In the spine, due to weight bearing on one hand and the resultant post-ablation osteonecrosis on the other, any ablation technique should be followed by cementation [57]. Polymethyl methacrylate (PMMA) has been widely tested with success in the weight-bearing forces of the spine including metastatic lesions treated with ablation and cementation [5355]. In peripheral bones, however, due to shearing forces applied during weight bearing, PMMA alone might be insufficient; in such cases combination of ablation with PMMA injection and further augmentation with metallic instruments has shown promising preliminary results [5658].
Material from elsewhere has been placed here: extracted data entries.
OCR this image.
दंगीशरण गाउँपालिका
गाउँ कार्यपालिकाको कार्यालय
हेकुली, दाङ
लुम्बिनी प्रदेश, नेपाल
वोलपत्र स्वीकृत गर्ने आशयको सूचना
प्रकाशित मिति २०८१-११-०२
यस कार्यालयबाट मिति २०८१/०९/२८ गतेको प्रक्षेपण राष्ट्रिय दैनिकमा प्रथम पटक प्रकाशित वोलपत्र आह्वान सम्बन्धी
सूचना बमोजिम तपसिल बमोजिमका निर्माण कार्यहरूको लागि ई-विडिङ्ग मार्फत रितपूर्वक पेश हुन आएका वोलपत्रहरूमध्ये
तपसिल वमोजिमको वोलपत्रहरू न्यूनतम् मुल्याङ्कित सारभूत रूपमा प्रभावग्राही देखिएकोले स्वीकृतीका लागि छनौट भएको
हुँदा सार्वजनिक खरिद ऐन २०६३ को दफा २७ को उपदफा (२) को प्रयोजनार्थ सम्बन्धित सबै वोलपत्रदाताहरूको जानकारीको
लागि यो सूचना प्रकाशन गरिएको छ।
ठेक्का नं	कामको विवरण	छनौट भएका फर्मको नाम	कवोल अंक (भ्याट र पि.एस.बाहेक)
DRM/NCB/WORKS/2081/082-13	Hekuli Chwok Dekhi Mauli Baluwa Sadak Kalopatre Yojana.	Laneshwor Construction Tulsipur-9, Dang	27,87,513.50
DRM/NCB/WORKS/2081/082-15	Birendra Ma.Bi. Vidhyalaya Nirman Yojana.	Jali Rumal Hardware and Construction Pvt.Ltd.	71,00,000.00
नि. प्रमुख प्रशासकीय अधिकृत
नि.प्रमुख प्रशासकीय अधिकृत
Ablation in the spinal column

As previously mentioned, due to weight bearing, ablation in the spinal column should be accompanied by cement augmentation. Another critical issue is the presence of nearby critical structures which are sensitive to extremely high or low temperatures. During ablation in the spinal column the temperature close to nerve roots and inside the spinal canal increases despite the decreased heat transmission by the cancellous and cortical bone [59]. Heating nervous tissue at 45 °C for 10.8 min has been shown to cause 50 % damage which is more extensive as the time and temperature increase, and the same is valid for peripheral nerves as well [60, 61]. Heat transfer due to ablation in the spine is affected by the active tip of the ablation device, the ablation protocol and the presence of intact bone cortex [62, 63]. Extreme cold during cryoablation can also result in neural damage with temporary neuropraxia occurring at −20 °C and permanent neurologic damage at ≤−40 °C [5]. Due to the sensitivity of nerves in extremely high or low temperatures and their proximity to ablation zone when spine is involved it seems rational to use all necessary and available protective techniques. These techniques include the use of thermo sensors for temperature measurement and the use of electrostimulation, evoked potentials or other monitoring techniques for the evaluation of nerve function during ablation session [5, 14, 64]. In addition, room air or carbon dioxide can be used to displace nontarget structures. Carbon dioxide is preferable since its higher solubility and its lower thermal conductivity can act as an excellent insulator in addition to increasing the distance between the ablation zone and sensitive structures. The combination of gas dissection and continuous temperature measurement close to sensitive structures is a safe and cost-effective technique which can increase the number of lesions to be treated by percutaneous imaging-guided approaches [65]. In addition, when skin is close to the expected ablation zone, increase in the distance can be achieved by local anesthetic or 5 % dextrose injection in the subcutaneous tissues and extra care can be performed by placement of a sterile glove containing warm or cold normal saline depending on the ablation technique.

Conclusions

Percutaneous imaging-guided ablation techniques include chemical ablation (injection of ethanol or acetic acid) and thermal ablation by means of energy deposition (radiofrequency or microwave ablation, coblation, cryoablation, laser ablation, high-intensity focused ultrasound). Imaging guidance improves visualization of the lesion and enhances exact positioning of the ablation device thus resulting in high technical and clinical efficacy rates as well as low potential complication rates. Anesthesiologic control, extended local sterility measures and prophylactic antibiosis constitute prerequisites. Percutaneous ablation techniques in bone lesions constitute curative therapies in benign tumors and oligometastatic disease; specifically for osteoid osteoma thermal ablation is considered the method of choice. In addition, percutaneous ablation techniques can be proposed as palliative therapies aiming at pain reduction and tumor decompression. Depending on lesion location, ablation can be combined with cementation with or without further metallic augmentation; local tumor control can be enhanced by combining ablation with transarterial bland embolization or chemoembolization. Protective techniques are optional but should be used to avoid iatrogenic damage of surrounding sensitive or critical structures whenever these structures are at risk close to the ablation zone.